Indonesian upstream regulator SKK Migas said the investment required for the proposed project will increase significantly after seeing the results of studies for the implementation of carbon capture utilisation and storage (CCUS). Development of Abadi’s proposed 9.5 million tonne per year (mtpy) onshore liquefaction scheme will be technically challenging and was previously expected to cost around $18 billion to $20 billion before the idea of CCUS was considered necessary.
Dwi Soetjipto, head of SKK Migas, said that the additional costs for the development of CCUS at the project are expected to exceed $1 billion, local media reported today. “They (Inpex) have finished this (CCUS) study, it is estimated that it (adding CCUS) could reach $1.2 billion to $1.3 billion,” said Dwi during a meeting at the Ministry of Energy and Mineral Resources on Monday.

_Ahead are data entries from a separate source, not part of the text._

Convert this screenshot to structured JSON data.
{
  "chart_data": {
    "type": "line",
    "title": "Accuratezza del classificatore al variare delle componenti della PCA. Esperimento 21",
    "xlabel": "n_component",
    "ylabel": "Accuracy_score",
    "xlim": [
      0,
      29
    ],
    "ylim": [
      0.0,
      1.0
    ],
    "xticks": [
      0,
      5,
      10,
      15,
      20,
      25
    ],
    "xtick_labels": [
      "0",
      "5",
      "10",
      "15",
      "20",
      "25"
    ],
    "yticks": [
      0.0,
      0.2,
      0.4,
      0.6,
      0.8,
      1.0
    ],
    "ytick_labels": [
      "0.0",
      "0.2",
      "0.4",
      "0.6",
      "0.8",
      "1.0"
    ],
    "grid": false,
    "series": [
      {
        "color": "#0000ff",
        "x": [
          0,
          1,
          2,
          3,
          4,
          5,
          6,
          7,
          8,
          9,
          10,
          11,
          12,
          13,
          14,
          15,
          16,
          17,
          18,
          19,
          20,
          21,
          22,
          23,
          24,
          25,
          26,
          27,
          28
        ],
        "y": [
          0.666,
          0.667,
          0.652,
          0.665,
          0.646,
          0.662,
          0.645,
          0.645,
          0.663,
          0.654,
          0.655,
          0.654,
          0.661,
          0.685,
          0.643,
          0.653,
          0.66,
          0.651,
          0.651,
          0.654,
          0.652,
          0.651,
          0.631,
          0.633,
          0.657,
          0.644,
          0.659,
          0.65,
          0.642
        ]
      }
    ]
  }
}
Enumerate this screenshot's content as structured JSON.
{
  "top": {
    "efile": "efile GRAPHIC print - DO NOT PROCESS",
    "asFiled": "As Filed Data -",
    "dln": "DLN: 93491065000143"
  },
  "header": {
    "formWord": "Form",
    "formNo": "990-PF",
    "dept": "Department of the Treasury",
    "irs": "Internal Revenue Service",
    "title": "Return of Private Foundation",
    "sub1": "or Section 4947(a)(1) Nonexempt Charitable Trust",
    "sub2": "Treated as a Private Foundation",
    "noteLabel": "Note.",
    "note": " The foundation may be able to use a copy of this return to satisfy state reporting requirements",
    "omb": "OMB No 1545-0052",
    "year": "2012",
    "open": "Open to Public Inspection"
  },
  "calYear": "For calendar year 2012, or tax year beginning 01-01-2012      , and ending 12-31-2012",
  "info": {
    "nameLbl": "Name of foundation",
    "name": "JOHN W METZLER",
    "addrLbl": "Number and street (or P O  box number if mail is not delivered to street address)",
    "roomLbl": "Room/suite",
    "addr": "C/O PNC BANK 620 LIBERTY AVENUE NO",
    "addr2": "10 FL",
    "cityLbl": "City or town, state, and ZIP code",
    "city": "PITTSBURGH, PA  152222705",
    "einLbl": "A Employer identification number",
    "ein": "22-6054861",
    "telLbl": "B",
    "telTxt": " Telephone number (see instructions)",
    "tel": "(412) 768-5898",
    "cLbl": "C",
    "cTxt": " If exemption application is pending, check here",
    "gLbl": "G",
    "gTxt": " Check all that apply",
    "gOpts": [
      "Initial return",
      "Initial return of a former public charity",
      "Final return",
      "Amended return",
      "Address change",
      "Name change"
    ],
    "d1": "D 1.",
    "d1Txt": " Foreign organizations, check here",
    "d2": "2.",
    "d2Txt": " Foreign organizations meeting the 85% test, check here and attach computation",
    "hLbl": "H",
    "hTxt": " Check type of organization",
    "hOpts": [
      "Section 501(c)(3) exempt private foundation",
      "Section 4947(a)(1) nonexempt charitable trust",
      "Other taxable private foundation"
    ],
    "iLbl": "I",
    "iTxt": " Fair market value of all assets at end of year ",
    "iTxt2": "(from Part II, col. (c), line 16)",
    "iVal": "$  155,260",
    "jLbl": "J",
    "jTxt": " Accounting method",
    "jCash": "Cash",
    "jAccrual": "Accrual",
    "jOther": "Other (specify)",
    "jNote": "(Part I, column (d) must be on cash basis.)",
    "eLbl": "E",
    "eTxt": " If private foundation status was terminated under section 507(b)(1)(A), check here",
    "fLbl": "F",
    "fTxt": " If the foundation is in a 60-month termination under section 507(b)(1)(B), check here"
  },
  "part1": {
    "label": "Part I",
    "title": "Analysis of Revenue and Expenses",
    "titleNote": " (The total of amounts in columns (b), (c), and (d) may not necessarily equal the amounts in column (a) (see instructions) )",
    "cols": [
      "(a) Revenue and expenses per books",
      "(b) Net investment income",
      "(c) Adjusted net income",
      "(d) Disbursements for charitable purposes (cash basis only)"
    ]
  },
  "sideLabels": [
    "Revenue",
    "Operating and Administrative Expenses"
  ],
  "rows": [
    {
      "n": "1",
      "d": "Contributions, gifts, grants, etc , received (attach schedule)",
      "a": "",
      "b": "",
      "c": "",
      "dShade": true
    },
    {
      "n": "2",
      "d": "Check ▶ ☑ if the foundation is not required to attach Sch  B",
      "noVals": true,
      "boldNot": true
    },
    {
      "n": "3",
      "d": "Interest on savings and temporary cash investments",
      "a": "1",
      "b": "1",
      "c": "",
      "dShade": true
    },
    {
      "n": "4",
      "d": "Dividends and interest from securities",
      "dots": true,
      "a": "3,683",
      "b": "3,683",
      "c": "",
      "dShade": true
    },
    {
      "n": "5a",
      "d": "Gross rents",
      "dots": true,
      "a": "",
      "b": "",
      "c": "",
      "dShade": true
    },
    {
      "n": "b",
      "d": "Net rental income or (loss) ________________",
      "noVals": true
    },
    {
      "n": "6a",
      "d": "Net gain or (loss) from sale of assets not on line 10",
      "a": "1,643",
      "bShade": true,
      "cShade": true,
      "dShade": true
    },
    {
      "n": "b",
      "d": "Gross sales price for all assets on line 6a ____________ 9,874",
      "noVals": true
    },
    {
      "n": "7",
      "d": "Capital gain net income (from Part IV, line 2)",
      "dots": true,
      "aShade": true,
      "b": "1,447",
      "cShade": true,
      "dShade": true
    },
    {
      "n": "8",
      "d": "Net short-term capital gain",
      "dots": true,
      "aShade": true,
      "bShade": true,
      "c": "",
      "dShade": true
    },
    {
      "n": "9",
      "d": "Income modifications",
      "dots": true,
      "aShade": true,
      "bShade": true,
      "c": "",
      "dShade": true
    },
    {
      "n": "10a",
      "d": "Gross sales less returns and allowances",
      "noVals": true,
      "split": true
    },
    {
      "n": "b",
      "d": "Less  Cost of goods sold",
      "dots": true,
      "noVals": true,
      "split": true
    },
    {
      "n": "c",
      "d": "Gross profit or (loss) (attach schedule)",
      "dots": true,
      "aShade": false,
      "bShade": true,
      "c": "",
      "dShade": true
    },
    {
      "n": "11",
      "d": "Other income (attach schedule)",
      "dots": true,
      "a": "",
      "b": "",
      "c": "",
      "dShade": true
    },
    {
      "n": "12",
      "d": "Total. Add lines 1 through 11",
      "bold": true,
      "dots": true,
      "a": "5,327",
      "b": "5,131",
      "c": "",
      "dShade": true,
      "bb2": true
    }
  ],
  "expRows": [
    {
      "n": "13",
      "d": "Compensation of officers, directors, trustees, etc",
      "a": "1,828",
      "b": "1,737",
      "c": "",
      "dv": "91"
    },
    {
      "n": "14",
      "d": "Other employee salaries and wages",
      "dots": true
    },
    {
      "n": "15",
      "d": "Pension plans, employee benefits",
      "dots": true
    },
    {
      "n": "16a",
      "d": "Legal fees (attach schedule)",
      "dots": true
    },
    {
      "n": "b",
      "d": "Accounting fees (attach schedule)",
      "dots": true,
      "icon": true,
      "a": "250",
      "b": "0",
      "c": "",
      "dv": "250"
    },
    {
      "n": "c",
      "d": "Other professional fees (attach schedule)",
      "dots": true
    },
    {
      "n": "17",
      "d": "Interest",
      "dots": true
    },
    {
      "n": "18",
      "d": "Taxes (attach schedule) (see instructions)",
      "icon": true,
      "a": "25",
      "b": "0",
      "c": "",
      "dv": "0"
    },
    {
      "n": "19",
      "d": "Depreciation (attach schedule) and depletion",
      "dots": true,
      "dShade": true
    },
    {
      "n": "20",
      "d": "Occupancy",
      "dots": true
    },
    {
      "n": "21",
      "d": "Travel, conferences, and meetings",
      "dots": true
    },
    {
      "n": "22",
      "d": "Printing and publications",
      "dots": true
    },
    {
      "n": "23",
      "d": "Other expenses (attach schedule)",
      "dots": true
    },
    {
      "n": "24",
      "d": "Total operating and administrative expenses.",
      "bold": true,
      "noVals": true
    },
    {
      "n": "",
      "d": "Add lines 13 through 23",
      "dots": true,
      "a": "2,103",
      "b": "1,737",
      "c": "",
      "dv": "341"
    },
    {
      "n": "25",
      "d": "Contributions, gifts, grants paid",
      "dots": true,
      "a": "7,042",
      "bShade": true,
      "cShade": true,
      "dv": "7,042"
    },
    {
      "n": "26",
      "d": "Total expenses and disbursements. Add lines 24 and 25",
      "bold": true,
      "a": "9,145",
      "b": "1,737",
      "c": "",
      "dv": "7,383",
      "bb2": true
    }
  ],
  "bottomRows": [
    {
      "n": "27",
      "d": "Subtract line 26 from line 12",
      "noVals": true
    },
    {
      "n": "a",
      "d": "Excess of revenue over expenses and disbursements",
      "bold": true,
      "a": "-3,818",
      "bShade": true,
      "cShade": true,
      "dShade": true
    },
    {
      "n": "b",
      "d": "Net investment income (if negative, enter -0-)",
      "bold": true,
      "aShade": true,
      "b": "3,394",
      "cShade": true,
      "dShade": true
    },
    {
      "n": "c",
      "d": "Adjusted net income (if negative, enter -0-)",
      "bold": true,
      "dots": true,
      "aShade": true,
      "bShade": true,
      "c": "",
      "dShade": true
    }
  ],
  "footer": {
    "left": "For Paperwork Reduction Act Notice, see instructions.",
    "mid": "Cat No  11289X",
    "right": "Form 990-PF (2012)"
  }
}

As a result, Dwi said the government is open to discussing additional incentives with Inpex, which operates the project, to improve the commerciality of the proposed development.
Inpex has a 65% share of the Masela Block with partner Shell holding the remaining 35% equity. Shell is seeking to divest its stake. But getting a new plan of development – that incorporates CCS – approved by the government will be key before any buyer steps up. Improved commercial terms would also help improve the chances of a successful divestment.
Moreover, the project will struggle to move forward until Shell divests its stake. But Indonesian President Joko Widodo, known locally as Jokowi, is desperate for the development to proceed. Reports suggest that he has lobbied Japanese Prime Minister Fumio Kishida to help get the Masela gas project moving forward. Japan has reportedly agreed to provide a loan to enable Indonesian state-backed companies, such as Pertamina, to buy out Shell.
As reported previously by Energy Voice, the value of Shell’s stake is estimated at between $800 million and $1 billion. Jokowi has instructed national oil company Pertamina to explore the possibility of buying Shell out. Indonesia’s investment minister and investment coordinating agency chief Bahlil Lahadalia said apart from Pertamina, the state-owned wealth fund Indonesia Investment Authority (INA) was also another potential buyer of the stakes.
The project includes a large FPSO unit capable of handling 51 million cm per day of gas and up to 36,000 barrels per day of condensate, as well as a deep-water trunk pipeline from the Abadi field to proposed liquefaction facilities on Yamdena in the remote Tanimbar Islands
Inpex recently reiterated that it is targeting start-up of the stalled Abadi LNG project in the Masela Block offshore Indonesia in the early 2030s.
During its 1H results, Inpex said it is continuing “negotiations with the Indonesian government and concerned parties for the re-revision of the plan of development, aiming to reach FID in the second half of the 2020s.”